HMM: That’s such a good lesson for writing and living. Can we talk for a moment about the prompts at the end of the book? How did you develop them?
MHS: To some extent they are reverse engineered: I went back to my essays and thought about what prompt this essay could be a model for. I wanted to make them emphasize moments, and yet give people the opportunity to write about whatever they wanted to write about but also something very specific to start with. Not everyone would be able to write about every one of them, but everybody could find many that they could write about. You’ll also notice that the longest bunch are “write about a time when…” These prompts encourage you to think about moments. It’s like what Patricia Hampl means when she says, “the stored image.” We don’t do a lot of storing of static images. It always happens in time, and these are different ways of allowing people to find the moments.

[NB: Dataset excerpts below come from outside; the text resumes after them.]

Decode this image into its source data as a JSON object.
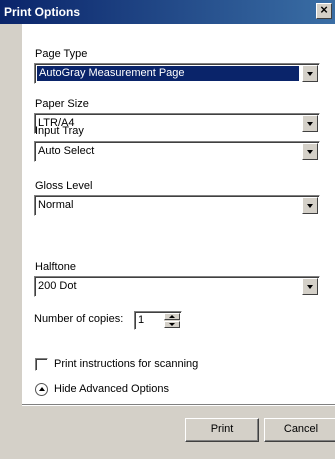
{
  "window": {
    "title": "Print Options",
    "close_glyph": "×"
  },
  "fields": [
    {
      "label": "Page Type",
      "value": "AutoGray Measurement Page"
    },
    {
      "label": "Paper Size",
      "value": "LTR/A4"
    },
    {
      "label": "Input Tray",
      "value": "Auto Select"
    },
    {
      "label": "Gloss Level",
      "value": "Normal"
    },
    {
      "label": "Halftone",
      "value": "200 Dot"
    }
  ],
  "copies": {
    "label": "Number of copies:",
    "value": "1"
  },
  "scan_instructions": {
    "label": "Print instructions for scanning",
    "checked": false
  },
  "advanced_toggle": {
    "label": "Hide Advanced Options",
    "icon": "chevron-up-icon"
  },
  "buttons": {
    "print": "Print",
    "cancel": "Cancel"
  },
  "colors": {
    "title_bar": "#0a246a",
    "selection": "#0a246a",
    "dialog_bg": "#d4d0c8"
  }
}
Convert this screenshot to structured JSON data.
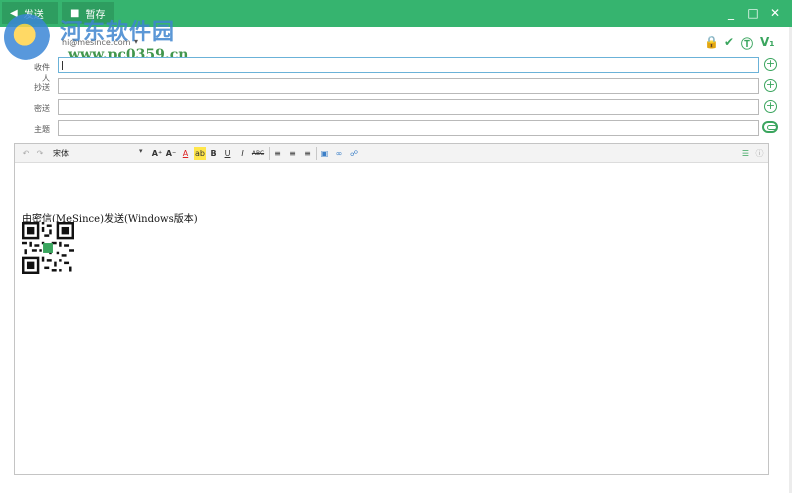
{
  "titlebar": {
    "send_label": "发送",
    "save_label": "暂存",
    "minimize": "_",
    "maximize": "□",
    "close": "✕"
  },
  "watermark": {
    "title": "河东软件园",
    "url": "www.pc0359.cn"
  },
  "account": {
    "email": "hi@mesince.com",
    "caret": "▾"
  },
  "right_tools": {
    "lock": "🔒",
    "verify": "✔",
    "timer": "Ⓣ",
    "version": "V₁"
  },
  "fields": {
    "to_label": "收件人",
    "cc_label": "抄送",
    "bcc_label": "密送",
    "subject_label": "主题",
    "to_value": "",
    "cc_value": "",
    "bcc_value": "",
    "subject_value": ""
  },
  "editor": {
    "font": "宋体",
    "font_caret": "▾",
    "tools": {
      "undo": "↶",
      "redo": "↷",
      "font_grow": "A⁺",
      "font_shrink": "A⁻",
      "font_color": "A",
      "highlight": "ab",
      "bold": "B",
      "underline": "U",
      "italic": "I",
      "strike": "ABC",
      "align_left": "≡",
      "align_center": "≡",
      "align_right": "≡",
      "image": "▣",
      "link": "∞",
      "find": "☍",
      "template": "☰",
      "info": "ⓘ"
    },
    "signature": "由密信(MeSince)发送(Windows版本)"
  },
  "colors": {
    "accent": "#36b46f",
    "icon_green": "#3aa55e"
  }
}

HMM: I like that. Reading this book feels a little bit like slipping into an exquisite and extended conversation with someone who is a keen observer of daily life. Coming into this conversation, I felt in some ways as though we’d already talked! How have you honed your authorial voice as a writer?

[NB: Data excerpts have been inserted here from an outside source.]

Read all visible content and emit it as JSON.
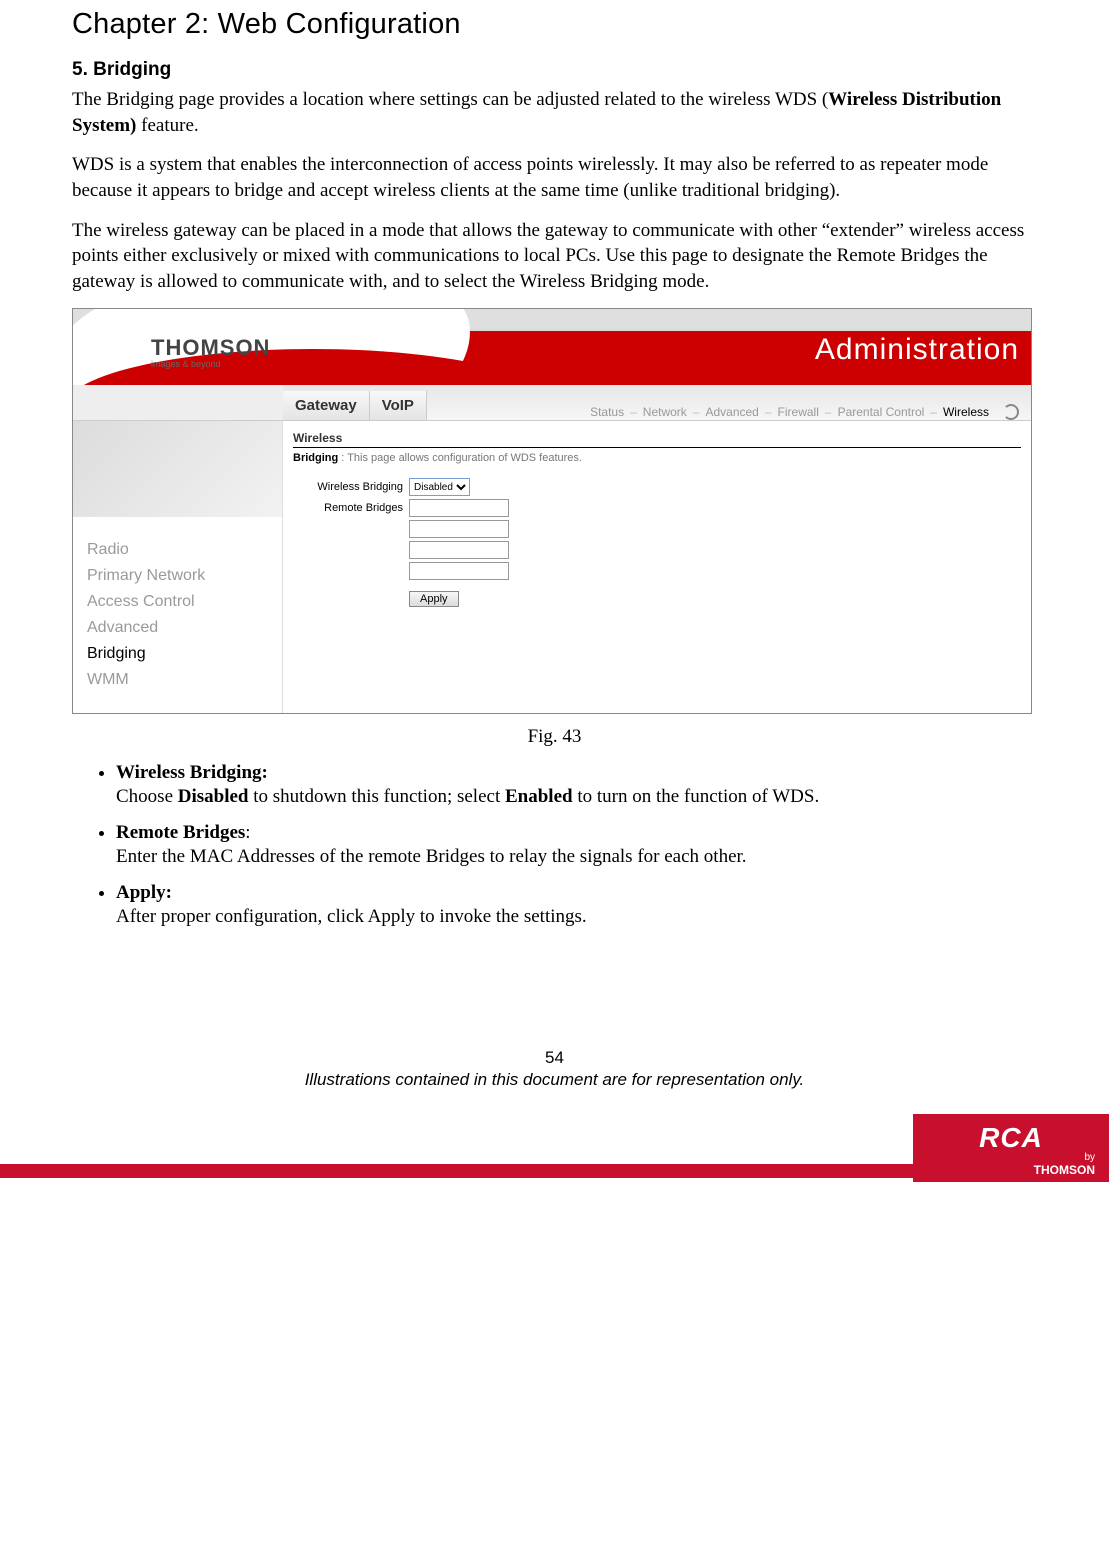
{
  "chapter": "Chapter 2: Web Configuration",
  "section": "5. Bridging",
  "para1_prefix": "The Bridging page provides a location where settings can be adjusted related to the wireless WDS (",
  "para1_bold": "Wireless Distribution System)",
  "para1_suffix": " feature.",
  "para2": "WDS is a system that enables the interconnection of access points wirelessly. It may also be referred to as repeater mode because it appears to bridge and accept wireless clients at the same time (unlike traditional bridging).",
  "para3": "The wireless gateway can be placed in a mode that allows the gateway to communicate with other “extender” wireless access points either exclusively or mixed with communications to local PCs. Use this page to designate the Remote Bridges the gateway is allowed to communicate with, and to select the Wireless Bridging mode.",
  "ui": {
    "brand": "THOMSON",
    "brand_sub": "images & beyond",
    "banner_right": "Administration",
    "tab_gateway": "Gateway",
    "tab_voip": "VoIP",
    "crumbs": {
      "status": "Status",
      "network": "Network",
      "advanced": "Advanced",
      "firewall": "Firewall",
      "parental": "Parental Control",
      "wireless": "Wireless"
    },
    "sidebar": {
      "radio": "Radio",
      "primary": "Primary Network",
      "access": "Access Control",
      "advanced": "Advanced",
      "bridging": "Bridging",
      "wmm": "WMM"
    },
    "panel_title": "Wireless",
    "panel_label": "Bridging",
    "panel_desc": "This page allows configuration of WDS features.",
    "form": {
      "wb_label": "Wireless Bridging",
      "wb_value": "Disabled",
      "rb_label": "Remote Bridges",
      "apply": "Apply"
    }
  },
  "fig": "Fig. 43",
  "bullets": {
    "b1h": "Wireless Bridging:",
    "b1a": "Choose ",
    "b1b": "Disabled",
    "b1c": " to shutdown this function; select ",
    "b1d": "Enabled",
    "b1e": " to turn on the function of WDS.",
    "b2h": "Remote Bridges",
    "b2colon": ":",
    "b2d": "Enter the MAC Addresses of the remote Bridges to relay the signals for each other.",
    "b3h": "Apply:",
    "b3d": "After proper configuration, click Apply to invoke the settings."
  },
  "footer": {
    "page": "54",
    "note": "Illustrations contained in this document are for representation only."
  },
  "logo": {
    "rca": "RCA",
    "by": "by",
    "thomson": "THOMSON"
  }
}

MHS: Mainly through reading: E.B White, George Orwell, Flannery O’Connor—not the voice in her fiction but in her letters and in the occasional prose collected in Mystery and Manners, where she is often brilliant and yet where I often disagree with her), also Czeslaw Milosz. But it’s also about discovering the power of cutting words. The space limitation of a given form – here, for me, 1200 words, six minutes’ worth – helps you employ that power. Someone once asked me how did I “achieve” humor in my writing, both essays and fiction. And I thought, humor resides in perspective (here I am, alive and well in the middle of the Middle West, largely unobtrusive but also observant) and in timing. In writing, timing (and thus humor) happens in the editing as much as, or more than, in the writing. The best bits get closer together as you trim—they resonate with one another—until all you have are the best bits.
HMM: In the essay “On Coloring One’s Hair,” you write, “Fortunately, after two or three uses of the product, the instructions, like most instructions, can be ignored.” I am struck that we’ve just been talking about some good instructions about writing. How do you think this – ignoring the instructions after so many uses – applies to writing?
MHS: I think it applies literally and specifically to writing. The “after so many uses” implies that you ought to read the instructions first and you ought to internalize them before you consciously forget about them, because then they’ve become part of your armature. And you can then do whatever you can get away with. A nice accompaniment to this idea is Flannery O’Connor saying, “You can do anything you can get away with. But no one has ever gotten away with much.” Of course, you also hear people say, “learn the rules to break the rules” – that applies for sure.
You can ignore the rules only because you have so fully internalized the ones you need that they are yours now, to do with as you will. Ideally, after a while, you can’t tell where the rules leave off and you begin. The “rules” that are good for you and your writing have become part of you. The rules that don’t help, you can simply discard.